George C. Thaxter

eorge C. Thaxter was born at Bangor, Maine, October 14, 1842. When only 14 years old he was compelled by his father's illness to quit school and look after his parent's interest in a marble-cutting establishment. A year afterward he entered the drugstore of B. F. Bradbury, and worked there until his father's death in the fall of 1861. In the following spring he enlisted in the Eleventh Maine Volunteer Infantry, but after a few mouths' service was discharged for chronic disability, and returned to Maine broken in health. After a partial recovery he opened a drugstore at Newport, Me., which he continued until February, 1868. He then went to Iowa, but in 1869 removed to Nevada. For nine years Mr. Thaxter, in partnership with his brother-in-law, followed lumbering at Lake Tahoe and Carson City, until the plant, the Glenbrook Mill, was destroyed by fire, when he returned to his former business as a druggist, in Carson City. In 1888 he was a delegate from Nevada to the National Convention at Chicago, which nominated Benjamin Harrison for the presidency. He was also a member of the Nevada Legislature, and one of the few through whose active opposition the scheme of fastening the Louisiana Lottery upon the state was defeated.

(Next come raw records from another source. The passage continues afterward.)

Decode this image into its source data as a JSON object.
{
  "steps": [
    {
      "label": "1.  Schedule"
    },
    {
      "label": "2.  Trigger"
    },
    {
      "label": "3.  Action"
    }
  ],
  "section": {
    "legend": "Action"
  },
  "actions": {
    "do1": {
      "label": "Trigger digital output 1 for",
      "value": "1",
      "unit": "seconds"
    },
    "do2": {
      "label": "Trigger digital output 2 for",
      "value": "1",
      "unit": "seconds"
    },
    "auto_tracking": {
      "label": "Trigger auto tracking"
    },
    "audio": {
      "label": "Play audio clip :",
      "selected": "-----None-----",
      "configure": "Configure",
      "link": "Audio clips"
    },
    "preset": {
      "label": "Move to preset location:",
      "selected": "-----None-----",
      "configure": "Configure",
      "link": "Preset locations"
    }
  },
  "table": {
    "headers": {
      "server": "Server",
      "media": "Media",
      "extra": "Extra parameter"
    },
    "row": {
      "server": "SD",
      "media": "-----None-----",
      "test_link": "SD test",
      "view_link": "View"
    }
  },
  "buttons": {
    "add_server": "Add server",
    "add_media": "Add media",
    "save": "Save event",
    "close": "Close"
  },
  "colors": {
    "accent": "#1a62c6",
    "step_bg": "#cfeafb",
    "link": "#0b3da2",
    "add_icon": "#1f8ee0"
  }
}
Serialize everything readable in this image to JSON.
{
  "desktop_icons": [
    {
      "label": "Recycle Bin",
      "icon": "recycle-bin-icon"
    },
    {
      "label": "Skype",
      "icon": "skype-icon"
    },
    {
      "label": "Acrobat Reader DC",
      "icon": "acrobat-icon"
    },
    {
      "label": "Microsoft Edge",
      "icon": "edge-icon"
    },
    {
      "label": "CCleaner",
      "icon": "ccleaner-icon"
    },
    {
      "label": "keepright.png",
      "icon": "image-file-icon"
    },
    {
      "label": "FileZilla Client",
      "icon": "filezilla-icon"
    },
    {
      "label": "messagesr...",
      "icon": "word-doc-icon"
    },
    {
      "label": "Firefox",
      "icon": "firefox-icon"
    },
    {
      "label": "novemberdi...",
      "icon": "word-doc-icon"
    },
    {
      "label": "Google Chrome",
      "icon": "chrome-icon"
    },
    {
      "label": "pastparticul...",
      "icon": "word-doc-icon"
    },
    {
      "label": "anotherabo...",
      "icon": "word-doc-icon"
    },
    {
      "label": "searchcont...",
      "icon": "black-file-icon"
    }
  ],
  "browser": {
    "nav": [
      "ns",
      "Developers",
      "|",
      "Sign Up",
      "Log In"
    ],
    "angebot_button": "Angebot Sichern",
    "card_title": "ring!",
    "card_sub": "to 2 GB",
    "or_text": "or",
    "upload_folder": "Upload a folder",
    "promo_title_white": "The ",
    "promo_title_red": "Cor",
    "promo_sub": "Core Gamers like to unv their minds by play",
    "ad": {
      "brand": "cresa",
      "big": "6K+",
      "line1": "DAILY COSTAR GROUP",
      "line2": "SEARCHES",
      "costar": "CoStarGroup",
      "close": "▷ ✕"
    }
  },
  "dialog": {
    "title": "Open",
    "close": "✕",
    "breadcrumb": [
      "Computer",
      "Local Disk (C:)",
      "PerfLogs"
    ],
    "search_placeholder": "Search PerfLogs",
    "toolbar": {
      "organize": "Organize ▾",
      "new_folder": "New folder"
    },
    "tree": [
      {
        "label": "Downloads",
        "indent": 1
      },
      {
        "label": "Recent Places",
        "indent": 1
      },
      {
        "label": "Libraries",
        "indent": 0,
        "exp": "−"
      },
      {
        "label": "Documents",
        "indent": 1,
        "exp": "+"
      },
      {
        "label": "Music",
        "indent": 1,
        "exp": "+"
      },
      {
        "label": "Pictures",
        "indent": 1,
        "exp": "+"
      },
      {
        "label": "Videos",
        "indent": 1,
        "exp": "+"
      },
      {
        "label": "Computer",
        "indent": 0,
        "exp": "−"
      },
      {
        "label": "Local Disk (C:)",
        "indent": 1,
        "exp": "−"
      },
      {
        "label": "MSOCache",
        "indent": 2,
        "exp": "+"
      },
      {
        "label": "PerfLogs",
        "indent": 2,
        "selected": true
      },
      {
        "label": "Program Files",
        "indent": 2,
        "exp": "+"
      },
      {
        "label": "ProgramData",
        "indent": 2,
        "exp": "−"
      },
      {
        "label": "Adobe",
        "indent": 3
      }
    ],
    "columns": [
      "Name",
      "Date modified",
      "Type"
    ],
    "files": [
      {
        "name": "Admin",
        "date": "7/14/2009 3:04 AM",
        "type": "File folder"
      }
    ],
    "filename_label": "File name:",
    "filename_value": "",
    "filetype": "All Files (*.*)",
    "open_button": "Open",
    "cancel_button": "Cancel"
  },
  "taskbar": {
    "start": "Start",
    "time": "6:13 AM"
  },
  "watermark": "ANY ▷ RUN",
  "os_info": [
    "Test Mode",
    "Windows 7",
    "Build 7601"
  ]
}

Mr. Thaxter was married at Newport, Maine, December 11, l864, to Miss Mabelle Davis, of Dexter, Me. They have four children, three sons and a daughter. In 1892 Mr. Thaxter went to Palo Alto, Cal., to educate three of his children at Stanford University. The oldest son, who graduated there as an electrical engineer, is now superintendent of the West Side Lighting Company of Los Angeles. In the spring of 1896 he learned that the drugstore of Dr. D.W. Stewart, in Redlands, was for sale. He purchased the business, and took charge June 1 of the same year.

In 1878 Mr. Thaxter took up rifle practice as a relief from business cares and became an expert marksman. From that time until he left Nevada he was Ordinance Officer on the staff of Major-General Charles Forman, of the Nevada Militia. April 26 last, he was appointed Inspector of Rifle Practice, to succeed H.H. Sinclair, on the staff of Col. John R. Berry, of the Seventh Regiment, N.G.C. Mr. Thaxter's long experience and brilliant success as a rifleman eminently qualify him for this position.

In succeeding to the Stewart Pharmancy Mr. Thaxter took up a well established business, which he has maintained and increased. His store is a model of taste and completeness in finishing and equipment, one of the handsomest in California. Everything demanded in an up-to-date drugstore is found here. Especial attention is paid to the wants of tourists, who may not only have their prescriptions carefully filled, but may also buy Califonia curios, the latest novelties in stationery, Gunther's Chicago-made candies, and delicious ice-cream sodas. Mr. Thaxter tolerates nothing spurious or second-class in his drug department proper. Purity and quality are the first considerations, together with care and skill in the compounding of prescriptions. In a word, Thaxter's Pharmacy, on a basis of absolutely square dealing, well deserves continued and increase prosperity.